Nyeri perut hebat yang tiba-tiba datang? Jangan anggap remeh! Akut abdomen adalah kondisi gawat darurat yang seringkali membutuhkan tindakan bedah segera. Kemampuan untuk mengidentifikasi, mendiagnosis, dan menatalaksana awal kasus akut abdomen adalah kunci bagi setiap dokter. Di concept page ini, kita akan bedah tuntas mulai dari definisi, etiologi, hingga diagnosis banding yang sering mengecoh. Siap menghadapi tantangan di UGD dan UKMPPD? Yuk, kuasai materi krusial ini sekarang!

Definisi

Akut abdomen adalah sindrom nyeri abdomen mendadak yang berlangsung kurang dari 24-48 jam, seringkali disertai gejala saluran cerna dan/atau sistemik, yang memerlukan diagnosis dan penanganan segera, bahkan seringkali intervensi bedah darurat.

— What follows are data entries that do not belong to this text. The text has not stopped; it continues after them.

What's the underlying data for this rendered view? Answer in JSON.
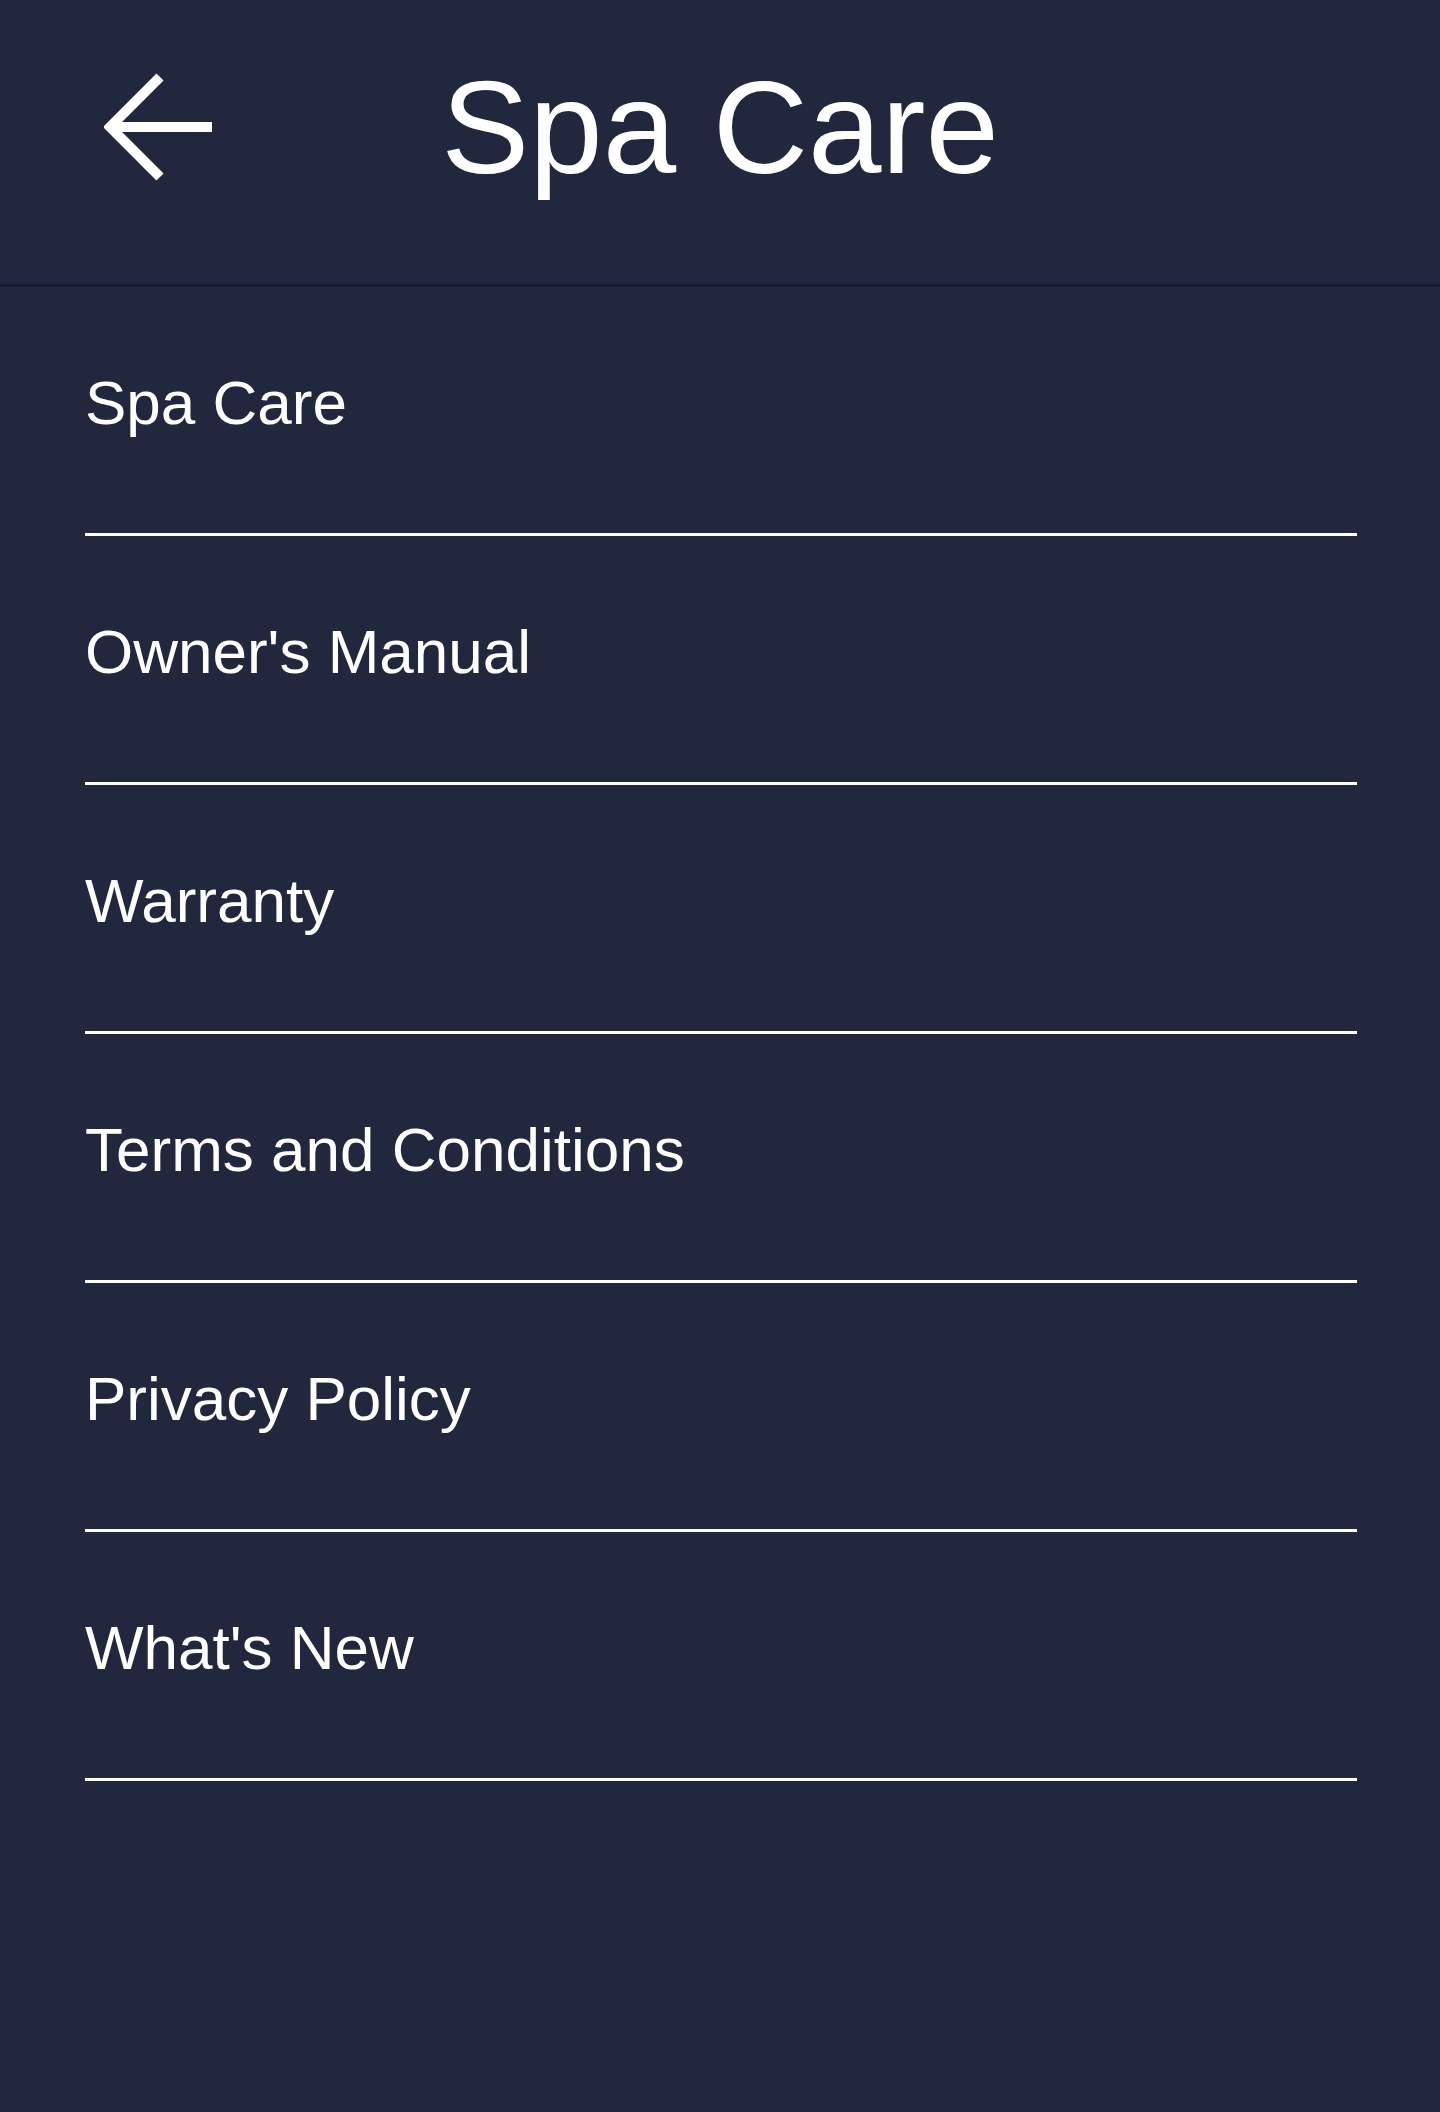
{
  "header": {
    "title": "Spa Care"
  },
  "menu": {
    "items": [
      {
        "label": "Spa Care"
      },
      {
        "label": "Owner's Manual"
      },
      {
        "label": "Warranty"
      },
      {
        "label": "Terms and Conditions"
      },
      {
        "label": "Privacy Policy"
      },
      {
        "label": "What's New"
      }
    ]
  }
}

Kondisi ini merupakan salah satu kegawatdaruratan medis yang paling sering ditemui di unit gawat darurat (UGD) dan menuntut kecepatan serta ketepatan dalam penanganannya untuk mencegah morbiditas dan mortalitas yang tinggi.

Klasifikasi Etiologi

Penyebab akut abdomen sangat beragam, namun dapat dikelompokkan berdasarkan mekanisme patofisiologinya:

  • Inflamasi/Infeksi: Kondisi peradangan organ intra-abdomen. Contoh: apendisitis akut, kolesistitis akut, pankreatitis akut, divertikulitis, PID (Pelvic Inflammatory Disease).
  • Obstruksi Mekanik: Sumbatan pada lumen organ berongga. Contoh: obstruksi usus halus/besar, ileus paralitik, strangulasi hernia.
  • Vaskular: Gangguan aliran darah ke organ. Contoh: iskemia mesenterika, aneurisma aorta abdominalis ruptur.
  • Perforasi: Pecahnya dinding organ berongga. Contoh: perforasi ulkus peptikum, perforasi divertikulum.
  • Perdarahan: Akumulasi darah di rongga abdomen. Contoh: kehamilan ektopik terganggu (KET) ruptur, trauma lien/hepar.
  • Non-Bedah: Nyeri perut yang menyerupai akut abdomen namun tidak memerlukan intervensi bedah. Contoh: gastroenteritis, ketoasidosis diabetik, infark miokard akut inferior, pneumonia lobus bawah, kolik ginjal.

Pendekatan Anamnesis

Anamnesis yang cermat adalah kunci untuk mengarahkan diagnosis. Fokus pada karakteristik nyeri dan gejala penyerta:

  • Lokasi Nyeri: Apakah terlokalisir atau menyebar? Apakah ada nyeri alih (referred pain)?
  • Onset Nyeri: Mendadak atau bertahap?
  • Karakter Nyeri: Tajam, tumpul, kolik, seperti ditusuk, terbakar?
  • Intensitas Nyeri: Ringan, sedang, berat?
  • Faktor Pemberat/Pereda: Posisi tubuh, makanan, obat-obatan.
  • Radiasi Nyeri: Menjalar ke punggung, bahu, selangkangan?
  • Gejala Penyerta: Mual, muntah, demam, perubahan pola BAB/BAK, ikterus, perdarahan pervaginam (pada wanita).
  • Riwayat Penyakit Dahulu: Riwayat operasi, penyakit kronis (DM, hipertensi), penggunaan obat-obatan, riwayat kehamilan (pada wanita usia subur).

Pemeriksaan Fisik Kunci

Pemeriksaan fisik harus sistematis dan fokus pada area abdomen:

  • Inspeksi: Distensi abdomen, asimetri, bekas luka operasi, tanda-tanda trauma.
  • Auskultasi: Bising usus (meningkat pada obstruksi awal, menurun/menghilang pada ileus paralitik atau peritonitis).
  • Perkusi: Nyeri ketok, timpani (distensi gas), pekak (cairan/massa).
  • Palpasi:
    • Nyeri Tekan: Lokasi nyeri tekan maksimal.
    • Nyeri Lepas (Rebound Tenderness): Indikasi iritasi peritoneum.
    • Defans Muskular (Muscular Guarding): Kekakuan otot dinding abdomen involunter, tanda peritonitis.
    • Massa: Adanya massa yang teraba.
    • Pemeriksaan rektal digital dan pemeriksaan panggul (pada wanita) sangat penting untuk menyingkirkan patologi di daerah tersebut.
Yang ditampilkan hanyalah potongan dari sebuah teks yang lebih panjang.